Seeing all this made me realise that I was far from being an exception. That the affirmative system, which is currently advocated for by a big part of the trans movement, has harmful consequences on a non-neglectable number of individuals.
This is a difficult conversation to have, and, honestly, I was scared to bring it to an LGBT organisation. But we need to have this conversation, because it is not about denying the needs of transgender people, it is about aiming at helping people with gender dysphoria in the best way we can, without taking risks at the expense of their health and well-being in the long run.
When I look back at my own experience, I believe that my 16-year-old self deserved better than what she was offered. She deserved better than an incompetent doctor lying about the effects of testosterone. She deserved better than having to go through this process without any proper psychological support. She deserved better than never being given the option of loving her body exactly the way it was. All dysphoric people deserve better and that’s the message I am trying to carry.
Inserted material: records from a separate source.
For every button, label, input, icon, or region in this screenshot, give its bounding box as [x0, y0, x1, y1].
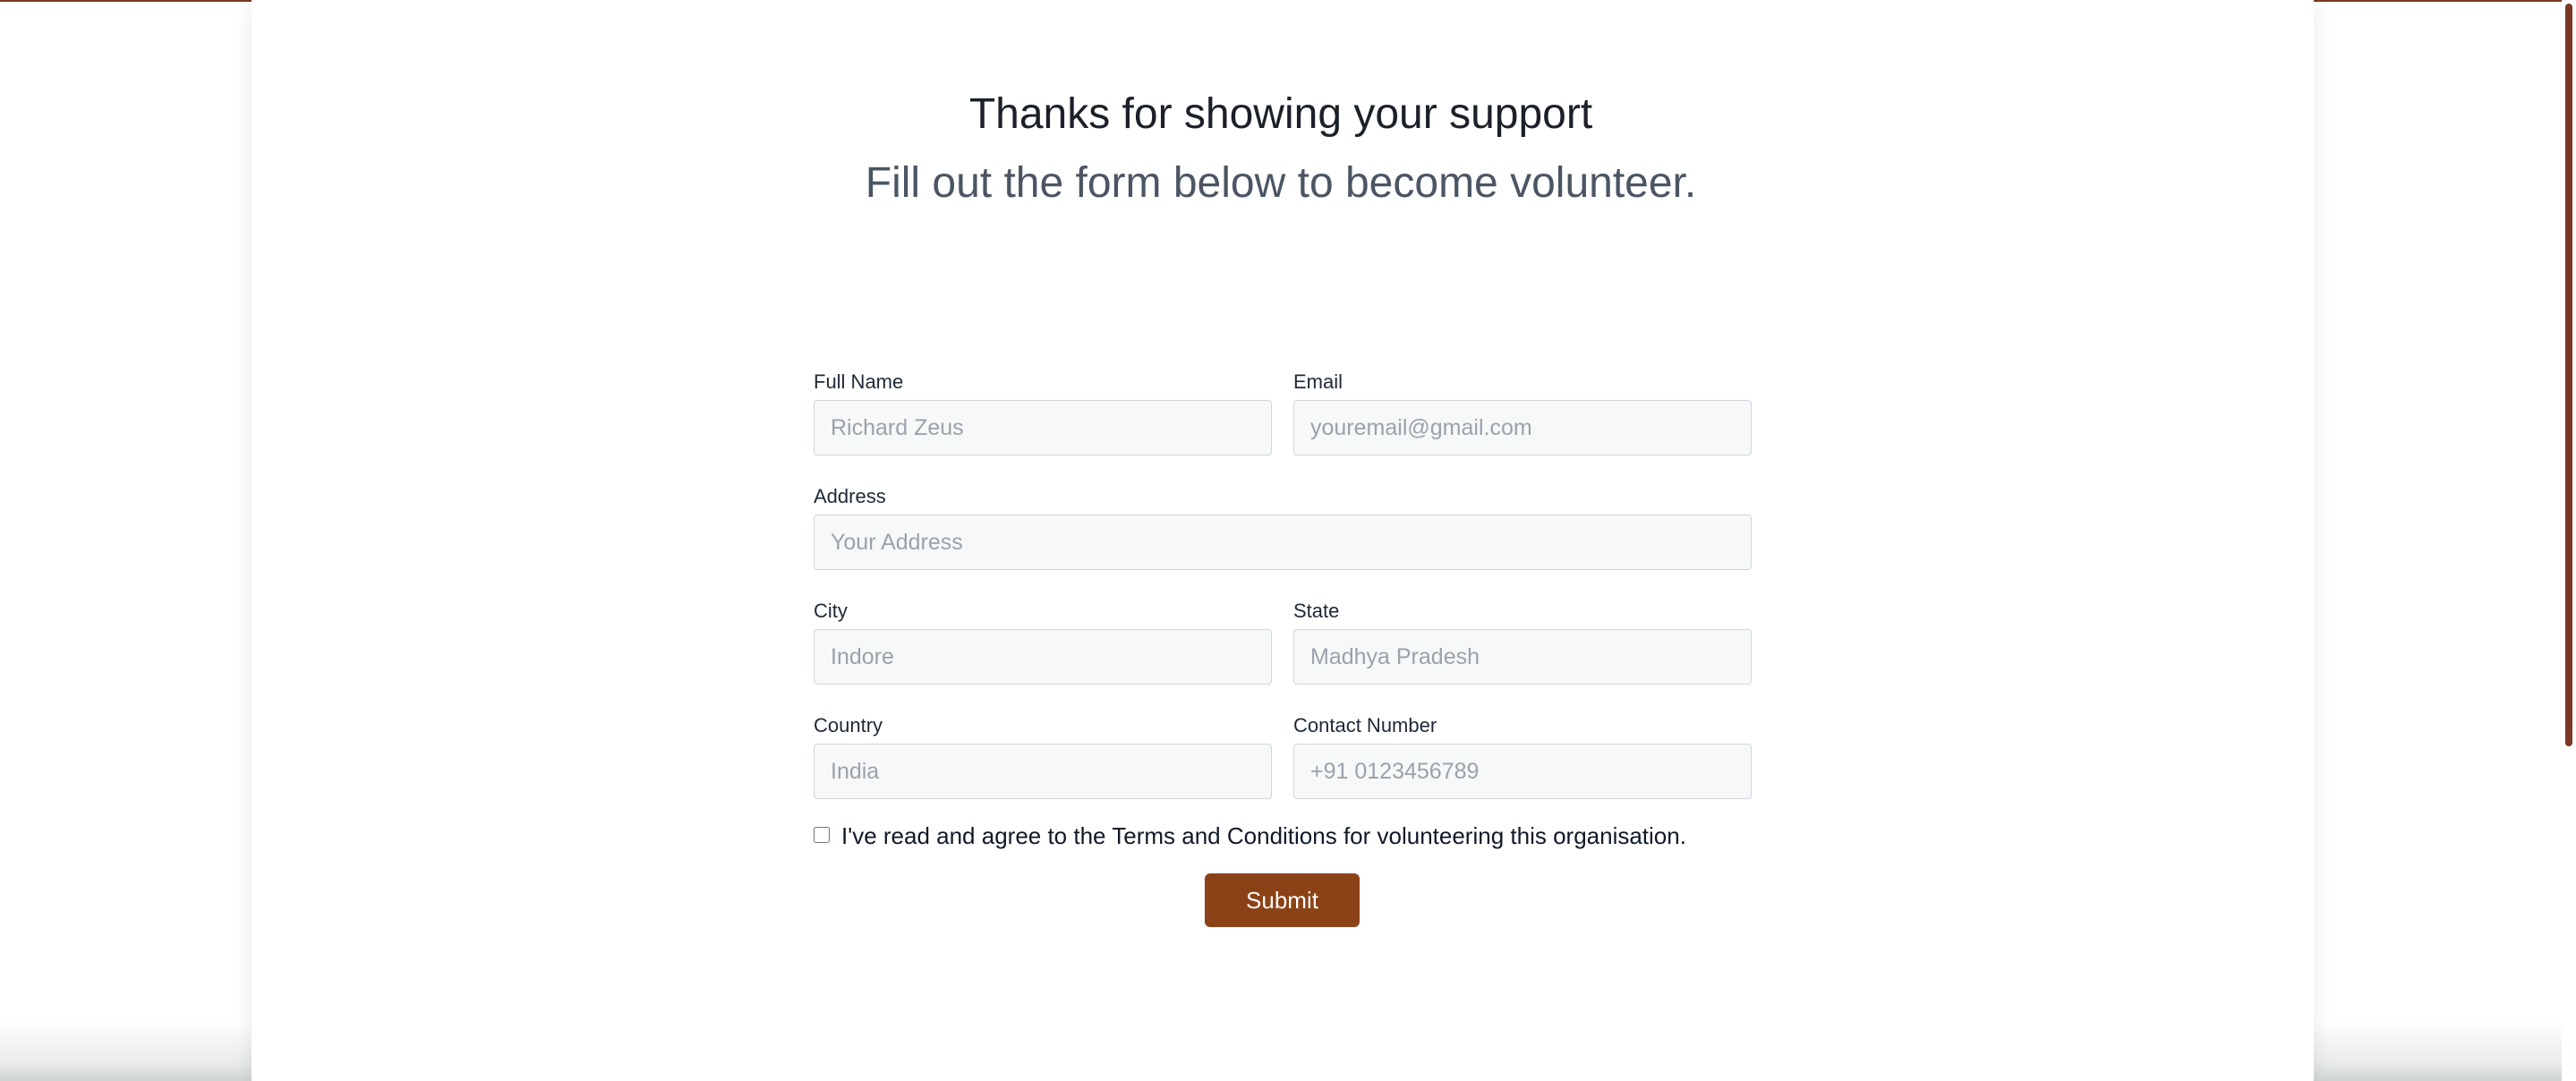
city-input[interactable] — [814, 629, 1272, 685]
state-label: State — [1293, 600, 1340, 622]
email-label: Email — [1293, 370, 1343, 393]
city-label: City — [814, 600, 848, 622]
page-title: Thanks for showing your support — [968, 90, 1593, 138]
country-label: Country — [814, 714, 883, 736]
full-name-input[interactable] — [814, 400, 1272, 455]
state-input[interactable] — [1293, 629, 1752, 685]
page-subtitle: Fill out the form below to become volunt… — [865, 159, 1697, 207]
email-input[interactable] — [1293, 400, 1752, 455]
address-label: Address — [814, 485, 886, 507]
scrollbar-thumb[interactable] — [2565, 4, 2572, 746]
country-input[interactable] — [814, 744, 1272, 799]
contact-number-input[interactable] — [1293, 744, 1752, 799]
terms-checkbox[interactable] — [814, 827, 830, 843]
contact-number-label: Contact Number — [1293, 714, 1437, 736]
submit-button[interactable]: Submit — [1205, 873, 1360, 927]
terms-label: I've read and agree to the Terms and Con… — [841, 822, 1686, 849]
full-name-label: Full Name — [814, 370, 904, 393]
address-input[interactable] — [814, 515, 1752, 570]
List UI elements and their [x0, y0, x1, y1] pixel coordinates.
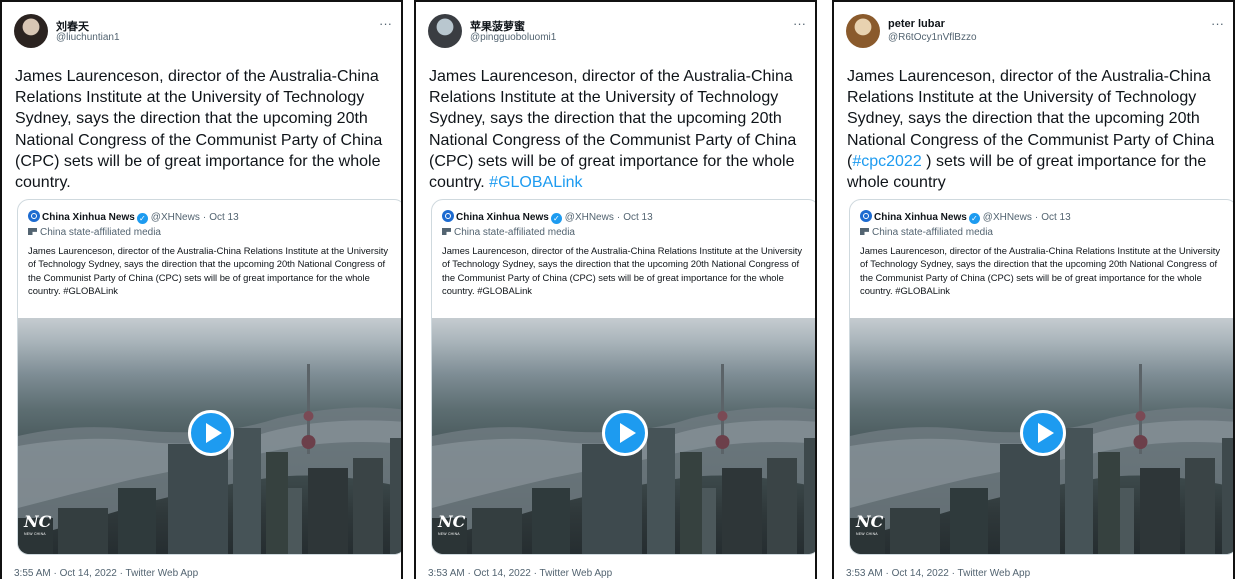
quoted-tweet[interactable]: China Xinhua News ✓ @XHNews · Oct 13 China st… [849, 199, 1233, 555]
quoted-author-handle[interactable]: @XHNews [983, 212, 1032, 223]
tweet-card[interactable]: 刘春天 @liuchuntian1 ··· James Laurenceson, di… [0, 0, 403, 579]
separator: · [1034, 212, 1039, 223]
tweet-header: 刘春天 @liuchuntian1 ··· [14, 10, 394, 50]
separator: · [202, 212, 207, 223]
state-media-label[interactable]: China state-affiliated media [442, 227, 575, 238]
author-handle[interactable]: @pingguoboluomi1 [470, 32, 556, 43]
logo-text: NC [856, 512, 884, 531]
quoted-author-handle[interactable]: @XHNews [565, 212, 614, 223]
more-options-icon[interactable]: ··· [379, 16, 392, 31]
tweet-card[interactable]: peter lubar @R6tOcy1nVflBzzo ··· James Laur… [832, 0, 1235, 579]
quoted-date[interactable]: Oct 13 [623, 212, 652, 223]
author-handle[interactable]: @liuchuntian1 [56, 32, 120, 43]
quoted-author-name[interactable]: China Xinhua News [42, 212, 135, 223]
quoted-date[interactable]: Oct 13 [209, 212, 238, 223]
tweet-header: 苹果菠萝蜜 @pingguoboluomi1 ··· [428, 10, 808, 50]
logo-subtext: NEW CHINA [856, 532, 878, 536]
state-media-label-text: China state-affiliated media [40, 227, 161, 238]
quoted-date[interactable]: Oct 13 [1041, 212, 1070, 223]
tweet-card[interactable]: 苹果菠萝蜜 @pingguoboluomi1 ··· James Laurenceso… [414, 0, 817, 579]
logo-subtext: NEW CHINA [438, 532, 460, 536]
tweet-text: James Laurenceson, director of the Austr… [15, 66, 390, 193]
play-icon[interactable] [188, 410, 234, 456]
xinhua-avatar[interactable] [860, 210, 872, 222]
quoted-author-handle[interactable]: @XHNews [151, 212, 200, 223]
more-options-icon[interactable]: ··· [793, 16, 806, 31]
author-handle[interactable]: @R6tOcy1nVflBzzo [888, 32, 977, 43]
state-media-label[interactable]: China state-affiliated media [860, 227, 993, 238]
video-player[interactable]: NC NEW CHINA [850, 318, 1233, 554]
tweet-text-segment: James Laurenceson, director of the Austr… [429, 68, 797, 192]
xinhua-logo-icon: NC NEW CHINA [438, 512, 466, 540]
xinhua-avatar[interactable] [442, 210, 454, 222]
avatar[interactable] [428, 14, 462, 48]
avatar[interactable] [846, 14, 880, 48]
play-icon[interactable] [602, 410, 648, 456]
state-media-flag-icon [860, 228, 869, 235]
play-icon[interactable] [1020, 410, 1066, 456]
logo-text: NC [24, 512, 52, 531]
tweet-text-segment: James Laurenceson, director of the Austr… [15, 68, 383, 192]
avatar[interactable] [14, 14, 48, 48]
state-media-flag-icon [442, 228, 451, 235]
verified-badge-icon: ✓ [550, 213, 562, 224]
tweet-header: peter lubar @R6tOcy1nVflBzzo ··· [846, 10, 1226, 50]
tweet-text: James Laurenceson, director of the Austr… [847, 66, 1222, 193]
hashtag-link[interactable]: #cpc2022 [852, 153, 921, 170]
tweet-timestamp[interactable]: 3:55 AM · Oct 14, 2022 · Twitter Web App [14, 568, 198, 579]
xinhua-logo-icon: NC NEW CHINA [24, 512, 52, 540]
video-player[interactable]: NC NEW CHINA [432, 318, 815, 554]
tweet-text: James Laurenceson, director of the Austr… [429, 66, 804, 193]
state-media-label[interactable]: China state-affiliated media [28, 227, 161, 238]
video-player[interactable]: NC NEW CHINA [18, 318, 401, 554]
quoted-tweet-header: China Xinhua News ✓ @XHNews · Oct 13 [860, 210, 1230, 224]
xinhua-avatar[interactable] [28, 210, 40, 222]
author-name[interactable]: peter lubar [888, 18, 945, 30]
verified-badge-icon: ✓ [968, 213, 980, 224]
quoted-author-name[interactable]: China Xinhua News [874, 212, 967, 223]
tweet-timestamp[interactable]: 3:53 AM · Oct 14, 2022 · Twitter Web App [846, 568, 1030, 579]
quoted-tweet-header: China Xinhua News ✓ @XHNews · Oct 13 [442, 210, 812, 224]
quoted-tweet-header: China Xinhua News ✓ @XHNews · Oct 13 [28, 210, 398, 224]
state-media-flag-icon [28, 228, 37, 235]
logo-subtext: NEW CHINA [24, 532, 46, 536]
state-media-label-text: China state-affiliated media [454, 227, 575, 238]
quoted-author-name[interactable]: China Xinhua News [456, 212, 549, 223]
quoted-tweet[interactable]: China Xinhua News ✓ @XHNews · Oct 13 China st… [17, 199, 401, 555]
verified-badge-icon: ✓ [136, 213, 148, 224]
state-media-label-text: China state-affiliated media [872, 227, 993, 238]
more-options-icon[interactable]: ··· [1211, 16, 1224, 31]
hashtag-link[interactable]: #GLOBALink [489, 174, 582, 191]
xinhua-logo-icon: NC NEW CHINA [856, 512, 884, 540]
quoted-tweet-text: James Laurenceson, director of the Austr… [442, 245, 803, 297]
quoted-tweet-text: James Laurenceson, director of the Austr… [860, 245, 1221, 297]
separator: · [616, 212, 621, 223]
tweet-timestamp[interactable]: 3:53 AM · Oct 14, 2022 · Twitter Web App [428, 568, 612, 579]
quoted-tweet-text: James Laurenceson, director of the Austr… [28, 245, 389, 297]
logo-text: NC [438, 512, 466, 531]
quoted-tweet[interactable]: China Xinhua News ✓ @XHNews · Oct 13 China st… [431, 199, 815, 555]
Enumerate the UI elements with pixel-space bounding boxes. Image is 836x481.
I felt very vulnerable sharing my story at the event at the Estonian LGBT Association, but I was amazed by the interest and the support I received from the people attending. It gives me hope that we can work together as a community to give detransitioners the visibility and support they need.
I am very grateful that Eva Marta invited me to talk about this issue, and I hope to see an interest in this topic by more and more LGBT organisations and activists in the future!